Ужас исказил черты лица аскета, его самообладание разбилось вдребезги.
— Только не это! Слушаюсь и повинуюсь, о Избранник! Мне не справиться с тобой! — зарыдал он.
— Так-то лучше. Теперь, думаю, нам надо поторопиться.
— Я провожу тебя, — поникшим голосом ответил Гомон. — Но пока еще ты здесь, я должен предупредить людей, чтобы они закончили все свои дела. Уже иду!
И аскет, придерживая набедренную повязку, торопливо удалился.
16
Прошло много дней, милосердно стремительных, а Хобарт все ждал аскета. Сто раз на дню он радовался тому, что все устроилось, и еще сто раз убеждал себя, что где-то спрятана ловушка. Когда Хиделас объявил о возвращении Гомона, Хобарт наспех попрощался со жрецами, не обращая внимания на их последние мольбы, и с криком: «Скорее!» схватил аскета за локоть и потащил к выходу.
Как только они вышли из пирамиды, яркое солнце заволокло невесть откуда взявшимся серым туманом. Все вокруг приобрело цвет сырой промокашки, очертания предметов расплывались на расстоянии двадцати футов.
— Вот оно, безвластье. Законы природы перестали действовать и все то ли живет, то ли уже умерло, — тоскливо объяснил Гомон.
— Меня это не волнует. Я беспокоюсь только о том, чтобы ты не заблудился в тумане, — одернул его Хобарт.
Они быстро добрались до краев чаши и начали подниматься по изогнутой стене. Сначала путь был легким, а потом склон стал слишком крутым для размеренной беседы. Ботинки Хобарта соскальзывали с «обсидиана», тогда как босоногий Гомон спокойно двигался наверх. Затем добавилось еще кое-что: под ногами Хобарта скалы начали крошиться и сминаться. После нескольких обвалов поверхность скал стала неровной и вполне пригодной для подъема.
— Видишь, о Роллин. Началось, — стонал Гомон.
— Разрушение?
Аскет всхлипнул, кивнул и подал Хобарту руку, помогая преодолеть последние несколько футов. На краю чаши стояли два навьюченных животных — лошадь и ослик. Хобарту, разумеется, предназначалась лошадь.

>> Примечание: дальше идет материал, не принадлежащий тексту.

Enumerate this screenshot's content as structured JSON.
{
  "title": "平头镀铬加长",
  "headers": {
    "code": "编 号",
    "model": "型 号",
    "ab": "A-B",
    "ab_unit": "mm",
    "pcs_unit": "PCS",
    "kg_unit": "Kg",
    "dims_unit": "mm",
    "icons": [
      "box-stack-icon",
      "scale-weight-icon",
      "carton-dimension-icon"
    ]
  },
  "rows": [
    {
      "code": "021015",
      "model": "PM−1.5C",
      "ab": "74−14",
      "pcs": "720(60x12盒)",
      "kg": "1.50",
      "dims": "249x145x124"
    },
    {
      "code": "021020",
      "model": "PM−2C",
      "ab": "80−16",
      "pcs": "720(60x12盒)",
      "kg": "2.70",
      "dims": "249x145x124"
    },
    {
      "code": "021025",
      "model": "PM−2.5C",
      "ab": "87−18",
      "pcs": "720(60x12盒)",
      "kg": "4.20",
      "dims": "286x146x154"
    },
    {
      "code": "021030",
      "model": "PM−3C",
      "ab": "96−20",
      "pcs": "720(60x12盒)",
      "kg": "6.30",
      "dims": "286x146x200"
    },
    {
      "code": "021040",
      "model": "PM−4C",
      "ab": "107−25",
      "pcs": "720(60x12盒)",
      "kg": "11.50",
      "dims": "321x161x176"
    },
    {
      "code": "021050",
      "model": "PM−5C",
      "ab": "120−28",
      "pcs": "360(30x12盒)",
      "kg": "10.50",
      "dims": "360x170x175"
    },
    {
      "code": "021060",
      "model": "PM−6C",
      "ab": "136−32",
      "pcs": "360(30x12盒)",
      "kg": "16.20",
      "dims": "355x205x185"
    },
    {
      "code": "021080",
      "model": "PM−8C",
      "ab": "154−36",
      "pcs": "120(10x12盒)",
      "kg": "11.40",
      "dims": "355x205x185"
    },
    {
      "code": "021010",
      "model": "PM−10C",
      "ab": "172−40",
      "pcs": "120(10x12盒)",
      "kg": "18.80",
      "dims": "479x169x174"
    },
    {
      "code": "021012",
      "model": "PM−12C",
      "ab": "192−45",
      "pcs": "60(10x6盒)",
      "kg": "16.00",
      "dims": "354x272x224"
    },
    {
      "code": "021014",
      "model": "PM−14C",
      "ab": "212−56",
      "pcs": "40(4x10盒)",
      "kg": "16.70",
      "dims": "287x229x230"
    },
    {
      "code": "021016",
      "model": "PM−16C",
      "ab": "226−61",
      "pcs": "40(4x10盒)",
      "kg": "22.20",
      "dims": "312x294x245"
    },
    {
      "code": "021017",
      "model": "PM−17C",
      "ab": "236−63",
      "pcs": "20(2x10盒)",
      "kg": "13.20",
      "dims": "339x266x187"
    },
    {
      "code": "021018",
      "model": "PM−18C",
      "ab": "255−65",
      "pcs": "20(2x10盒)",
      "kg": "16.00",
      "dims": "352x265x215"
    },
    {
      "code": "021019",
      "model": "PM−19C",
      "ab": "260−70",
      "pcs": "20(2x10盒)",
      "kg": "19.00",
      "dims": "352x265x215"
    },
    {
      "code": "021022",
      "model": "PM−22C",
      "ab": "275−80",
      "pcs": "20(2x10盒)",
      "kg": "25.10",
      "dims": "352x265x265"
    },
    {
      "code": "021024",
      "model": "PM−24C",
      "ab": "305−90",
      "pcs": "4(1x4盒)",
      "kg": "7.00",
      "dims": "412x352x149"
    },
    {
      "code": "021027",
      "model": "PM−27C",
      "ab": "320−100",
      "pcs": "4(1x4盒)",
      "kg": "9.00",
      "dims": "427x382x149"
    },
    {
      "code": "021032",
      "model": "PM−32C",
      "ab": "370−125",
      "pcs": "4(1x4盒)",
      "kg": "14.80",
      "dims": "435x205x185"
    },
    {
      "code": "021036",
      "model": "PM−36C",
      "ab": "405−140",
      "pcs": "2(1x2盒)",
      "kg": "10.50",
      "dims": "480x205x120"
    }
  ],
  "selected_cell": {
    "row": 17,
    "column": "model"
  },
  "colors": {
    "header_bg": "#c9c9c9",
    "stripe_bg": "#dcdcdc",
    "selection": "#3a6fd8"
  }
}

— Более подходит моему смиренному положению, — пояснил аскет, садясь на осла.
К седлу Хобарта были приторочены два мушкета.
— Поехали, — двинул пятками Гомон в бок своего скакуна. Ослик послушно рванулся вперед, похоже, Гомон умел находить взаимопонимание с меньшими братьями. Они двигались по краешкам чаш, абсолютно идентичных той, в которой стояла пирамида. По мере продвижения блестящая черная поверхность скал покрывалась все большими трещинами и ямами. Когда здесь говорят о крушении мира, то именно физическое крушение и имеют в виду! Всадники выбрались на равнину и пришпорили скакунов, в дороге Гомон, видимо, руководствовался инстинктом. Они проехали груду мусора, еле различимую в тумане, которая недавно еще была хижиной крестьянина.